I would say that one of the most frustrating things is not being able to express what I feel around my parents. There is this language barrier that I can't cross, and in spur of the moments when I'm trying really hard to express how I feel, the conversation slowly edges towards the argumentative direction, when all I wanted was to have a normal conversation.
The cultural difference is so extreme, and when you combine it with everyone's individual traits (headstrong, aggressive people) - it gets more and more difficult to express your inner thoughts or feelings. I'm really quite an impatient person, and that's one trait I really really dislike about myself and am hoping to change. I don't know whether I'm meant to train myself, like they do in movies with chopsticks and grains of rice, one at a time.
I'm easily frustrated and I absolutely hate the atmosphere of arguments - in which case I shut myself in and turn it all off to avoid being upset. I absolutely hate the feeling of fighting with my parents (for example)
It's a really hard thing to change. Opening your mind to accepting and respecting everyone's beliefs. My dad told me that a person can never be truly successful if they don't have the ability to truly listen to the opinions that are given to them.
I really want to try this. I really want to be able to listen. And really take in what people say to me, even when their opinion is absurd to me or completely insane.

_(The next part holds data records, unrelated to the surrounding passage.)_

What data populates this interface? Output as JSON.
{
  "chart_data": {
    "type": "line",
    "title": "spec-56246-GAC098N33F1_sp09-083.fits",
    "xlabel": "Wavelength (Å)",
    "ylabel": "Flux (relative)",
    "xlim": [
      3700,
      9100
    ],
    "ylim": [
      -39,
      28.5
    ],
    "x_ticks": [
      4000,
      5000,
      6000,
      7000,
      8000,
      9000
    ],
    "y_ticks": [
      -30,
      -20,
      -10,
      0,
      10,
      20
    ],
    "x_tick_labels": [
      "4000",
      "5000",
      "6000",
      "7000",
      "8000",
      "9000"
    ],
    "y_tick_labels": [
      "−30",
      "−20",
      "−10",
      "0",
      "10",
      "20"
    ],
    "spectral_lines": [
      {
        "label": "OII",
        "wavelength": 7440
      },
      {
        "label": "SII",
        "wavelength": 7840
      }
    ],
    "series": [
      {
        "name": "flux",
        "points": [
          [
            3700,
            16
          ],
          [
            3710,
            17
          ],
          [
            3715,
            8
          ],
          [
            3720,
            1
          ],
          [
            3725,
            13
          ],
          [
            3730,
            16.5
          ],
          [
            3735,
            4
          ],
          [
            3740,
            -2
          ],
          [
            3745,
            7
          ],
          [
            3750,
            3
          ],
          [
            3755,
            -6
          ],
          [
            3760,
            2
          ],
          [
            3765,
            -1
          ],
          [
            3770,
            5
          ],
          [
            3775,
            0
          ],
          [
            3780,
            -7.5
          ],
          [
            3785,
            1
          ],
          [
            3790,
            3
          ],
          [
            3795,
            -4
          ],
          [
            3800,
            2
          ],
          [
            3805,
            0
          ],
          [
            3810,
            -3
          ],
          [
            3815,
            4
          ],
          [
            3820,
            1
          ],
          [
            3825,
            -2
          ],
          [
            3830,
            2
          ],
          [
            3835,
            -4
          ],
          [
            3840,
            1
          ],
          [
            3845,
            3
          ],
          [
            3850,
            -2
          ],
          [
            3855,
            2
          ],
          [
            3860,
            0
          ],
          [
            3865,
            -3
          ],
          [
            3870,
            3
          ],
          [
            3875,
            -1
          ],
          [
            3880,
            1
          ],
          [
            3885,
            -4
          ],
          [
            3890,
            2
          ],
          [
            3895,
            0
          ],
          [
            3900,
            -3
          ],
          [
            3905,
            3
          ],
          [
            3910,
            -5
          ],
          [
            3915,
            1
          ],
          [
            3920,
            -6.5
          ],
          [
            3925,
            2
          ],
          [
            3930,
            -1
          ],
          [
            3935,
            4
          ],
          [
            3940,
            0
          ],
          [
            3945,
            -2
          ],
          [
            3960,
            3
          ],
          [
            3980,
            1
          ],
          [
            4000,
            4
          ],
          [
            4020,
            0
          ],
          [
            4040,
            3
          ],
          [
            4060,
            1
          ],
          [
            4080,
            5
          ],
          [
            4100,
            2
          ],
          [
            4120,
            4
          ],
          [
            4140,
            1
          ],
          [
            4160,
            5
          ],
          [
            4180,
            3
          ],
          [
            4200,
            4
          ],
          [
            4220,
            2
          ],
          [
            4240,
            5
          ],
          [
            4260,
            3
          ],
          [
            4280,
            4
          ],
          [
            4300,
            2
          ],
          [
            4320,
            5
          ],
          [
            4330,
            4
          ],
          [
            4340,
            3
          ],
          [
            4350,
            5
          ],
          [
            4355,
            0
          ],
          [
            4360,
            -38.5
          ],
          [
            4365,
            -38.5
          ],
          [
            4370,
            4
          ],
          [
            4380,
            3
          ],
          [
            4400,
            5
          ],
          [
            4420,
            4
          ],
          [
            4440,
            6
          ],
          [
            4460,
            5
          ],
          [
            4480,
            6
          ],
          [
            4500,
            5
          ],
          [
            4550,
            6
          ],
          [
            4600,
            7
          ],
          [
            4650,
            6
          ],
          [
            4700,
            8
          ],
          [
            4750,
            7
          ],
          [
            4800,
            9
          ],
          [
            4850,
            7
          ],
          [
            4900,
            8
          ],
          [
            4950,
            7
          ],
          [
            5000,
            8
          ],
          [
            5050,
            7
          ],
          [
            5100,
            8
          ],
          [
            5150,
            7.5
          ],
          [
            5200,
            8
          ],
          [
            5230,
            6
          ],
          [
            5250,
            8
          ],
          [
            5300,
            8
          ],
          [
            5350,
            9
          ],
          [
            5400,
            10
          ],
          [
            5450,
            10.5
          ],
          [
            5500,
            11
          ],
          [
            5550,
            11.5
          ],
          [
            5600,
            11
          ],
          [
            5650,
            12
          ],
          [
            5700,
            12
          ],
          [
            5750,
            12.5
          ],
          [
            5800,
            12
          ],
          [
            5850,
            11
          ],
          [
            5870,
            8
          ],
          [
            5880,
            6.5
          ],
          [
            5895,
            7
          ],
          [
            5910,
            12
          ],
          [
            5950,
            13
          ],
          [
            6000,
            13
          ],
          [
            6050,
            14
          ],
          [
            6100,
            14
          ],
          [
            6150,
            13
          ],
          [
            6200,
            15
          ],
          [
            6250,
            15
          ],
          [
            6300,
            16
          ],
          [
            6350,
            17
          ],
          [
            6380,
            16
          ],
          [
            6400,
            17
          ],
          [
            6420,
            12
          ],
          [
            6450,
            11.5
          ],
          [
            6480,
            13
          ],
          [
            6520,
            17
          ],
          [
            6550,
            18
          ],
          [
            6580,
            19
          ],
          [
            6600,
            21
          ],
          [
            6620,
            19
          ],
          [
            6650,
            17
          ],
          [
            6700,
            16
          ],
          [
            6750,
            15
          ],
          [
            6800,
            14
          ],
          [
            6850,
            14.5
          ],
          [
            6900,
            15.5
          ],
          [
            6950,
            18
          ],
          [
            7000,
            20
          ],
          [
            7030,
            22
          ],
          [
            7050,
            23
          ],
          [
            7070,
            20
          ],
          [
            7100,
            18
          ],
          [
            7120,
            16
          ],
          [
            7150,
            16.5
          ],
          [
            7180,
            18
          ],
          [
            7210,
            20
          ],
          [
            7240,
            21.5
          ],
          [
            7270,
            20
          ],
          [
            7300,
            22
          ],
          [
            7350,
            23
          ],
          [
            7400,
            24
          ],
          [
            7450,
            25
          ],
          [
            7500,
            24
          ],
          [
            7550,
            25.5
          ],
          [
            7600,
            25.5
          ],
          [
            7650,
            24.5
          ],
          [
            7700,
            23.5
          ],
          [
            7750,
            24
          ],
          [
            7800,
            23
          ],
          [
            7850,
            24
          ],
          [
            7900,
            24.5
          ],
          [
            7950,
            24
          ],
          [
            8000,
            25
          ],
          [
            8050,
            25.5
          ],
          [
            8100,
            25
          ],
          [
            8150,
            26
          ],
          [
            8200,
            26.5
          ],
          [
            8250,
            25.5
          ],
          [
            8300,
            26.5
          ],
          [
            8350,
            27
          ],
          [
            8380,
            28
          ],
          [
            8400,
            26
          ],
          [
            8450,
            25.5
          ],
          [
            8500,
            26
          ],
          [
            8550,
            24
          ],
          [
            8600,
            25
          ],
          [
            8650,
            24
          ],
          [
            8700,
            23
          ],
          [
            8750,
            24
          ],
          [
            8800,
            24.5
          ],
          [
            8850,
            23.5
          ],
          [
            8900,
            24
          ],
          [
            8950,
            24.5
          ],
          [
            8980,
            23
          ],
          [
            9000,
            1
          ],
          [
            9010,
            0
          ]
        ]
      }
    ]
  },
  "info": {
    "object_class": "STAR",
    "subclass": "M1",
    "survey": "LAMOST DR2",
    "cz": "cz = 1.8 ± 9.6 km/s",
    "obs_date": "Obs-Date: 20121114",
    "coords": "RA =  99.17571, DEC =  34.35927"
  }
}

Freedom of speech right? Everyone's opinion deserves to be heard, but you yourself are the judge - whether or not you agree or disagree is your choice.
I want to be able to forgive people, to live in a way that allows me to really listen to other people's opinions, to accept the fact that I need to be patient to be able to fully ever explain how I feel. I will be able to express myself if I try, accept, persevere, listen. What I really want to do is to be able to see the best in people, situations and experiences. To avoid shying away from daunting perspectives, to accept (helpful) criticism, to not be afraid to hear words that can hurt me. I don't want to shy away and be the stubborn person I am anymore, it's time for a change. In my heart I am grateful for so many things, but I've been so caught up in what I'm grateful for than actually remembering to express my thankfulness to my loved ones.
What's more important is expressing how you feel. No matter how much goodness is in your heart - you must also exert that same love towards those whom you are thankful for.
Acceptance, forgiveness, love, open minded-ness.
I'm taking the first step to becoming a healthier individual, one that is able to take in the valuable advice, opinions and wisdom that is offered to me, bad or good, crazy or relatable.